MAHKEMESİ : Adana Bölge Adliye Mahkemesi 2. Hukuk Dairesi

SAYISI : 2023/33 E., 2023/666 K.

KARAR : Kısmen kabul

Taraflar arasında İlk Derece Mahkemesinde görülen ve istinaf incelemesinden geçen boşanma davasında verilen karar hakkında yapılan temyiz incelemesi sonucunda, Dairece Bölge Adliye Mahkemesi kararının kısmen onanmasına, maddi ve manevi tazminat yönlerinden ise bozulmasına karar verilmiştir.

Bölge Adliye Mahkemesince bozmaya uyularak yeniden yapılan yargılama sonucunda; kadın lehine maddi ve manevi tazminata karar verilmiştir.

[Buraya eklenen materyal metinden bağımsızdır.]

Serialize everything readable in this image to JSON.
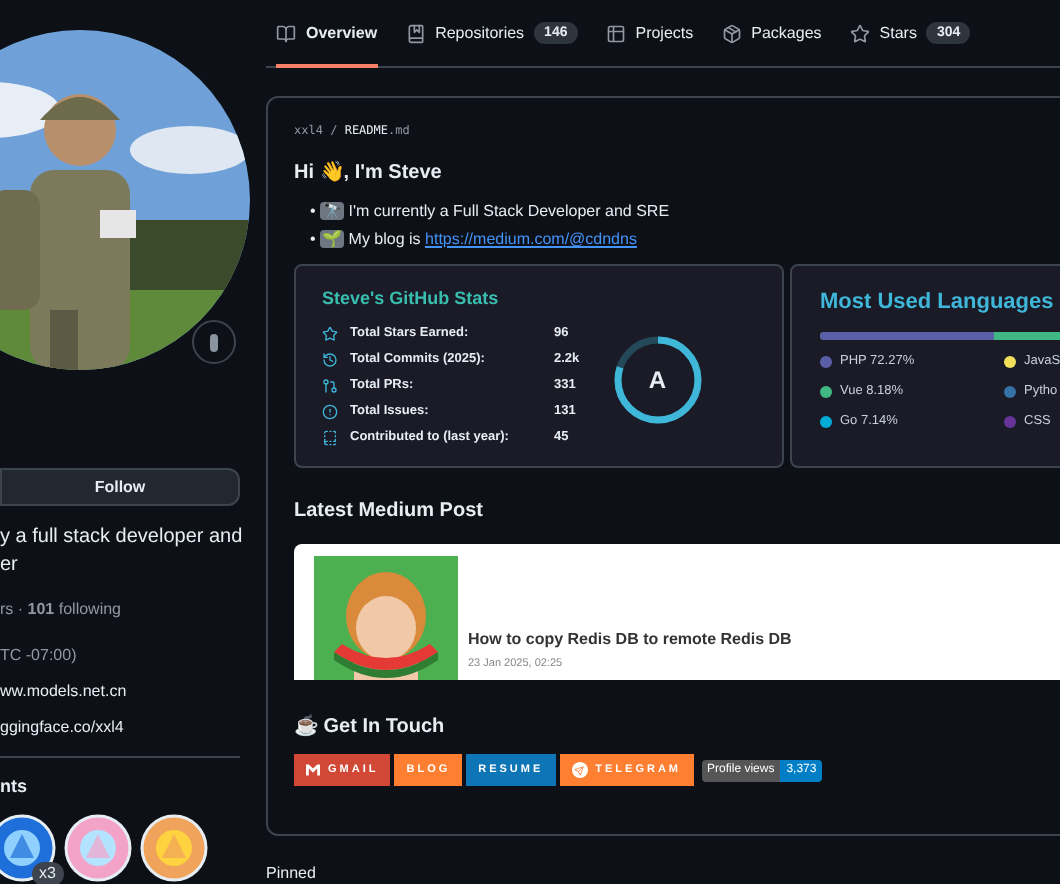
{
  "sidebar": {
    "avatar": {
      "kind": "picture"
    },
    "follow_button": "Follow",
    "bio_lines": [
      "y a full stack developer and",
      "er"
    ],
    "followers": "rs · **101** following",
    "details": [
      "TC -07:00)",
      "ww.models.net.cn",
      "ggingface.co/xxl4"
    ],
    "achievements_heading": "nts",
    "achievements": [
      {
        "kind": "blue",
        "count": "x3"
      },
      {
        "kind": "pink"
      },
      {
        "kind": "yellow"
      }
    ]
  },
  "tabs": [
    {
      "label": "Overview",
      "kind": "book",
      "selected": true
    },
    {
      "label": "Repositories",
      "kind": "repo",
      "count": "146",
      "selected": false
    },
    {
      "label": "Projects",
      "kind": "table",
      "selected": false
    },
    {
      "label": "Packages",
      "kind": "package",
      "selected": false
    },
    {
      "label": "Stars",
      "kind": "star",
      "count": "304",
      "selected": false
    }
  ],
  "readme": {
    "owner": "xxl4",
    "separator": "/",
    "file": "README",
    "ext": ".md",
    "greeting": "Hi 👋,  I'm Steve",
    "bullets": [
      {
        "marker": "•",
        "emoji": "🔭",
        "text": "I'm currently a Full Stack Developer and SRE"
      },
      {
        "marker": "•",
        "emoji": "🌱",
        "text": "My blog is ",
        "link": "https://medium.com/@cdndns"
      }
    ],
    "stats": {
      "title": "Steve's GitHub Stats",
      "grade": "A",
      "level": 0.8,
      "rows": [
        {
          "kind": "star",
          "label": "Total Stars Earned:",
          "value": "96"
        },
        {
          "kind": "history",
          "label": "Total Commits (2025):",
          "value": "2.2k"
        },
        {
          "kind": "pr",
          "label": "Total PRs:",
          "value": "331"
        },
        {
          "kind": "issue",
          "label": "Total Issues:",
          "value": "131"
        },
        {
          "kind": "repo",
          "label": "Contributed to (last year):",
          "value": "45"
        }
      ]
    },
    "languages": {
      "title": "Most Used Languages",
      "items": [
        {
          "name": "PHP 72.27%",
          "color": "#5b5fa8",
          "level": 0.7227
        },
        {
          "name": "JavaS",
          "color": "#f1e05a"
        },
        {
          "name": "Vue 8.18%",
          "color": "#41b883"
        },
        {
          "name": "Pytho",
          "color": "#3572a5"
        },
        {
          "name": "Go 7.14%",
          "color": "#00add8"
        },
        {
          "name": "CSS",
          "color": "#663399"
        }
      ]
    },
    "medium_heading": "Latest Medium Post",
    "post": {
      "image": {
        "kind": "picture"
      },
      "title": "How to copy Redis DB to remote Redis DB",
      "date": "23 Jan 2025, 02:25"
    },
    "contact_heading": "☕ Get In Touch",
    "badges": [
      {
        "kind": "gmail",
        "label": "GMAIL",
        "color": "#d14836"
      },
      {
        "kind": "plain",
        "label": "BLOG",
        "color": "#ff7f32"
      },
      {
        "kind": "plain",
        "label": "RESUME",
        "color": "#0e75b6"
      },
      {
        "kind": "telegram",
        "label": "TELEGRAM",
        "color": "#ff7f32"
      }
    ],
    "views": {
      "label": "Profile views",
      "count": "3,373"
    }
  },
  "pinned_heading": "Pinned"
}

Bölge Adliye Mahkemesi kararı taraf vekilleri tarafından temyiz edilmekle; kesinlik, süre, temyiz şartı ve diğer usul eksiklikleri yönünden yapılan ön inceleme sonucunda, temyiz dilekçesinin kabulüne karar verildikten ve Tetkik Hâkimi tarafından hazırlanan rapor dinlendikten sonra dosyadaki belgeler incelenip gereği düşünüldü:

I. DAVA

Davacı vekili dava dilekçesinde özetle;geçimsizlik nedeni ile tarafların 2014 yılından bu yana fiilen ayrı yaşadıklarını, davacının davalı aleyhine Adana 1. Aile Mahkemesinin 2015/99-940 Esas-Karar sayılı dosyası ile açtığı boşanma davasının reddine karar verildiğini, red kararının 05.01.2016 tarihinde kesinleştiğini, kararın kesinleşmesinden bu yana tarafların üç yılı ... bir süredir bir araya gelmediklerini ileri sürerek 4721 sayılı Türk Medeni Kanunu'nun (4721 sayılı Kanun) 166 ncı maddesinin dördüncü fıkras uyarınca eylemli ayrılık nedeniyle tarafların boşanmalarına, ortak çocukların velayetlerinin istek halinde anneye verilmesine karar verilmesini dava ve talep etmiştir.

II. CEVAP

Davalı vekili süresinde verdiği cevap dilekçesinde özetle;2014 yılında bir iş seyahatinden döndükten sonra davacının davalıya karşı davranışlarını değiştirdiğini ve davalıya "hayatımda başka biri var, onu seviyorum, boşuna uğraşma, senden ayrılacağım" diyerek evi terk ettiğini, aile baskısı ile kısa bir süre eve döndüğünü, ancak davalıyı kırdığını, aşağıladığını, müvekkili adına kayıtlı aracı sattığını, davalıya farklı cinsel isteklerde bulunarak kötü davrandığını, bunlara dayanamayan davalının intihara kalkıştığını, müvekkilinin evliliği kurtarmak için elinden geleni yaptığı halde davacının "özgürlüğümü istiyorum" diyerek evi terk ettiğini ve başka bir bayanla yaşamaya başladığını, bir iş yerine ortak olup kar etmeyince müvekkiline ait dilekçede bildirdikleri takıları sattığını iddia ederek davanın reddine, aksi kanaat halinde ortak çocukların velayetlerinin müvekkiline verilmesine, müvekkili ve çocukları için aylık 2.000,00 TL tedbir-iştirak-yoksulluk nafakası ile yine müvekkili için boşanmanın eki niteliğinde 250.000.000 TL maddî, 250.000,00 TL manevî tazminata, bildirdikleri takıların aynen iadesine, mümkün olmaması halinde karşılığı paranın müvekkiline ödenmesine hükmedilmesini istemiştir.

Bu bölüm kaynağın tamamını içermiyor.